The bad thing if your picks were widely publicized would be people complaining about their city either in or not in it. People wouldn't get that it doesn't mean your city is guaranteed to be hit or that you are safe in a season. The good would be for those that simply were not going to prepare would finally give in if they saw their city. People should always prepare the same pretty much regardless of what anyone anywhere says, but that's probably not reality for many people. If they see a below normal forecast, a lot of people unfortunately don't prepare and then likely blame everyone if they get hit. (or the really insane people who complain about having to prepare and then don't get hit)
It would be nice if you got more respect in regard to predictions among those that do it. I like that people and organizations try to make predictions. As long as there is reasoning, I think its beneficial for the betterment of forecasting. The general public just needs to understand that it is and will always be imperfect. You can't know exactly how things will unfold, but hopefully the science gets better and the predictions get a little more accurate, on average, from people over time.
I have mixed emotions about seasonal predictions being really widely disseminated. On the news every time CSU or NOAA does a seasonal forecast they make a really big deal about it, especially local news. I like the information as a weather geek, and other people would like to know it too, but a lot of times way too much weight is put on it by the media. I feel like people really need all the additional information, not just the headline numbers. You need to know more about methodology. People need more explanation. It can't be condensed down to the length of a tweet or headline. If you don't get the explanation some people see it as being told whether they need to prepare or not, and that is the wrong idea. You always need to prepare.

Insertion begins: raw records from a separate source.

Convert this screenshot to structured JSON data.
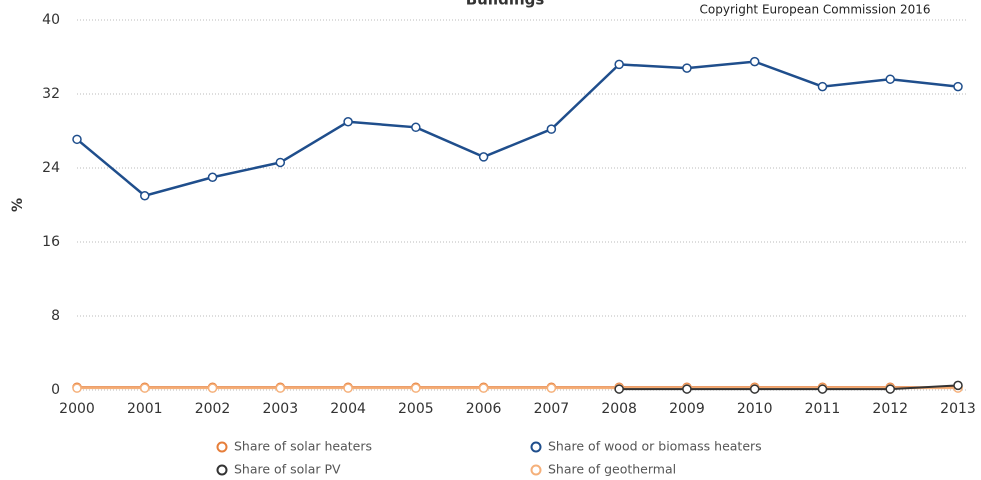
{
  "chart_data": {
    "type": "line",
    "title": "Buildings",
    "annotation": "Copyright European Commission 2016",
    "y_label": "%",
    "categories": [
      "2000",
      "2001",
      "2002",
      "2003",
      "2004",
      "2005",
      "2006",
      "2007",
      "2008",
      "2009",
      "2010",
      "2011",
      "2012",
      "2013"
    ],
    "ylim": [
      0,
      40
    ],
    "yticks": [
      0,
      8,
      16,
      24,
      32,
      40
    ],
    "grid": true,
    "series": [
      {
        "name": "Share of solar heaters",
        "color": "#e67e3a",
        "values": [
          0.3,
          0.3,
          0.3,
          0.3,
          0.3,
          0.3,
          0.3,
          0.3,
          0.3,
          0.3,
          0.3,
          0.3,
          0.3,
          0.3
        ]
      },
      {
        "name": "Share of wood or biomass heaters",
        "color": "#1f4e8c",
        "values": [
          27.1,
          21.0,
          23.0,
          24.6,
          29.0,
          28.4,
          25.2,
          28.2,
          35.2,
          34.8,
          35.5,
          32.8,
          33.6,
          32.8
        ]
      },
      {
        "name": "Share of solar PV",
        "color": "#333333",
        "values": [
          null,
          null,
          null,
          null,
          null,
          null,
          null,
          null,
          0.1,
          0.1,
          0.1,
          0.1,
          0.1,
          0.5
        ]
      },
      {
        "name": "Share of geothermal",
        "color": "#f5b07a",
        "values": [
          0.2,
          0.2,
          0.2,
          0.2,
          0.2,
          0.2,
          0.2,
          0.2,
          0.2,
          0.2,
          0.2,
          0.2,
          0.2,
          0.2
        ]
      }
    ]
  }
}
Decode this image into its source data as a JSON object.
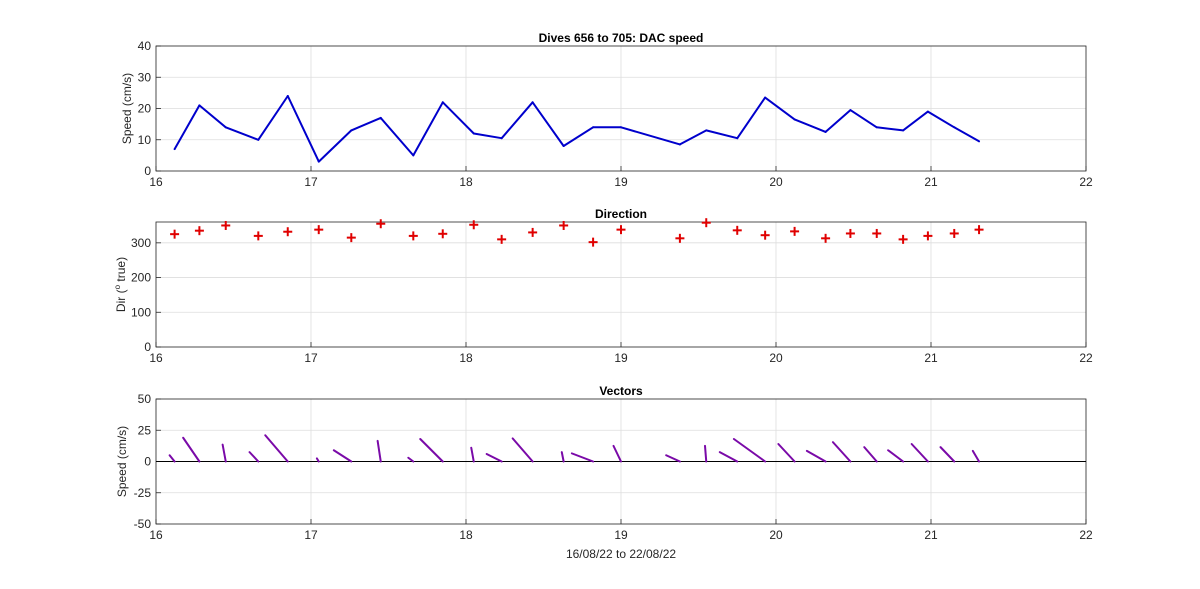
{
  "colors": {
    "speed_line": "#0000cc",
    "dir_marker": "#e00000",
    "vector": "#7a0aa8",
    "grid": "#dddddd",
    "axes": "#262626"
  },
  "chart_data": [
    {
      "type": "line",
      "title": "Dives 656 to 705: DAC speed",
      "xlabel": "",
      "ylabel": "Speed (cm/s)",
      "xlim": [
        16,
        22
      ],
      "ylim": [
        0,
        40
      ],
      "xticks": [
        "16",
        "17",
        "18",
        "19",
        "20",
        "21",
        "22"
      ],
      "yticks": [
        "0",
        "10",
        "20",
        "30",
        "40"
      ],
      "grid": true,
      "series": [
        {
          "x": [
            16.12,
            16.28,
            16.45,
            16.66,
            16.85,
            17.05,
            17.26,
            17.45,
            17.66,
            17.85,
            18.05,
            18.23,
            18.43,
            18.63,
            18.82,
            19.0,
            19.38,
            19.55,
            19.75,
            19.93,
            20.12,
            20.32,
            20.48,
            20.65,
            20.82,
            20.98,
            21.15,
            21.31
          ],
          "y": [
            7,
            21,
            14,
            10,
            24,
            3,
            13,
            17,
            5,
            22,
            12,
            10.5,
            22,
            8,
            14,
            14,
            8.5,
            13,
            10.5,
            23.5,
            16.5,
            12.5,
            19.5,
            14,
            13,
            19,
            14,
            9.5
          ]
        }
      ]
    },
    {
      "type": "scatter",
      "title": "Direction",
      "xlabel": "",
      "ylabel_prefix": "Dir (",
      "ylabel_sup": "o",
      "ylabel_suffix": " true)",
      "xlim": [
        16,
        22
      ],
      "ylim": [
        0,
        360
      ],
      "xticks": [
        "16",
        "17",
        "18",
        "19",
        "20",
        "21",
        "22"
      ],
      "yticks": [
        "0",
        "100",
        "200",
        "300"
      ],
      "ytick_values": [
        0,
        100,
        200,
        300
      ],
      "grid": true,
      "marker": "+",
      "series": [
        {
          "x": [
            16.12,
            16.28,
            16.45,
            16.66,
            16.85,
            17.05,
            17.26,
            17.45,
            17.66,
            17.85,
            18.05,
            18.23,
            18.43,
            18.63,
            18.82,
            19.0,
            19.38,
            19.55,
            19.75,
            19.93,
            20.12,
            20.32,
            20.48,
            20.65,
            20.82,
            20.98,
            21.15,
            21.31
          ],
          "y": [
            325,
            335,
            350,
            320,
            332,
            338,
            315,
            355,
            320,
            326,
            352,
            310,
            330,
            350,
            302,
            338,
            313,
            358,
            336,
            322,
            333,
            313,
            327,
            327,
            310,
            320,
            327,
            338
          ]
        }
      ]
    },
    {
      "type": "vector",
      "title": "Vectors",
      "xlabel": "16/08/22 to 22/08/22",
      "ylabel": "Speed (cm/s)",
      "xlim": [
        16,
        22
      ],
      "ylim": [
        -50,
        50
      ],
      "xticks": [
        "16",
        "17",
        "18",
        "19",
        "20",
        "21",
        "22"
      ],
      "yticks": [
        "-50",
        "-25",
        "0",
        "25",
        "50"
      ],
      "ytick_values": [
        -50,
        -25,
        0,
        25,
        50
      ],
      "grid": true,
      "vectors": {
        "x": [
          16.12,
          16.28,
          16.45,
          16.66,
          16.85,
          17.05,
          17.26,
          17.45,
          17.66,
          17.85,
          18.05,
          18.23,
          18.43,
          18.63,
          18.82,
          19.0,
          19.38,
          19.55,
          19.75,
          19.93,
          20.12,
          20.32,
          20.48,
          20.65,
          20.82,
          20.98,
          21.15,
          21.31
        ],
        "u": [
          -4,
          -13,
          -2.5,
          -7,
          -18,
          -1.5,
          -14,
          -2.5,
          -4,
          -18,
          -2,
          -12,
          -16,
          -1.5,
          -17,
          -6,
          -11,
          -1,
          -14,
          -25,
          -13,
          -15,
          -14,
          -10,
          -12,
          -13,
          -11,
          -5
        ],
        "v": [
          5,
          19,
          13.5,
          7.5,
          21,
          2.5,
          9,
          16.5,
          3,
          18,
          11,
          6,
          18.5,
          7.5,
          6.5,
          12.5,
          5,
          12.5,
          7.5,
          18,
          14,
          8.5,
          15.5,
          11.5,
          9,
          14,
          11.5,
          8.5
        ]
      }
    }
  ]
}
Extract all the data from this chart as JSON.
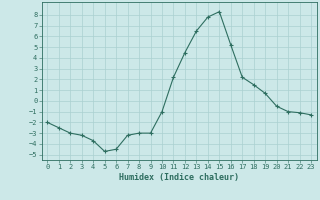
{
  "xlabel": "Humidex (Indice chaleur)",
  "ylabel": "",
  "x": [
    0,
    1,
    2,
    3,
    4,
    5,
    6,
    7,
    8,
    9,
    10,
    11,
    12,
    13,
    14,
    15,
    16,
    17,
    18,
    19,
    20,
    21,
    22,
    23
  ],
  "y": [
    -2,
    -2.5,
    -3,
    -3.2,
    -3.7,
    -4.7,
    -4.5,
    -3.2,
    -3,
    -3,
    -1,
    2.2,
    4.5,
    6.5,
    7.8,
    8.3,
    5.2,
    2.2,
    1.5,
    0.7,
    -0.5,
    -1.0,
    -1.1,
    -1.3
  ],
  "ylim": [
    -5.5,
    9.2
  ],
  "xlim": [
    -0.5,
    23.5
  ],
  "yticks": [
    -5,
    -4,
    -3,
    -2,
    -1,
    0,
    1,
    2,
    3,
    4,
    5,
    6,
    7,
    8
  ],
  "xticks": [
    0,
    1,
    2,
    3,
    4,
    5,
    6,
    7,
    8,
    9,
    10,
    11,
    12,
    13,
    14,
    15,
    16,
    17,
    18,
    19,
    20,
    21,
    22,
    23
  ],
  "line_color": "#2e6e60",
  "marker": "+",
  "marker_size": 3,
  "bg_color": "#cce8e8",
  "grid_color": "#aad0d0",
  "tick_fontsize": 5,
  "label_fontsize": 6,
  "figsize": [
    3.2,
    2.0
  ],
  "dpi": 100
}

I'm not sure about things like the MJO:https://www.climate.gov/news-features/blogs/enso/what-mjo-and-why-do-we-carehttp://www.cpc.ncep.noaa.gov/products/precip/CWlink/MJO/mjo.shtml
Given a lot of shear that we have seen over many hurricane seasons, I think that while the MJO might help something that was likely already going to develop, if other conditions are not right, such as shear, the MJO is not going to be enough to let something develop. It might be the tipping point for some storms' development, but I don't know to what extent. Shear and a lot of dry air rule over all else usually. The convective phase of the MJO is likely not going to be enough to counteract areas with a lot of shear and/or an already really dry air mass.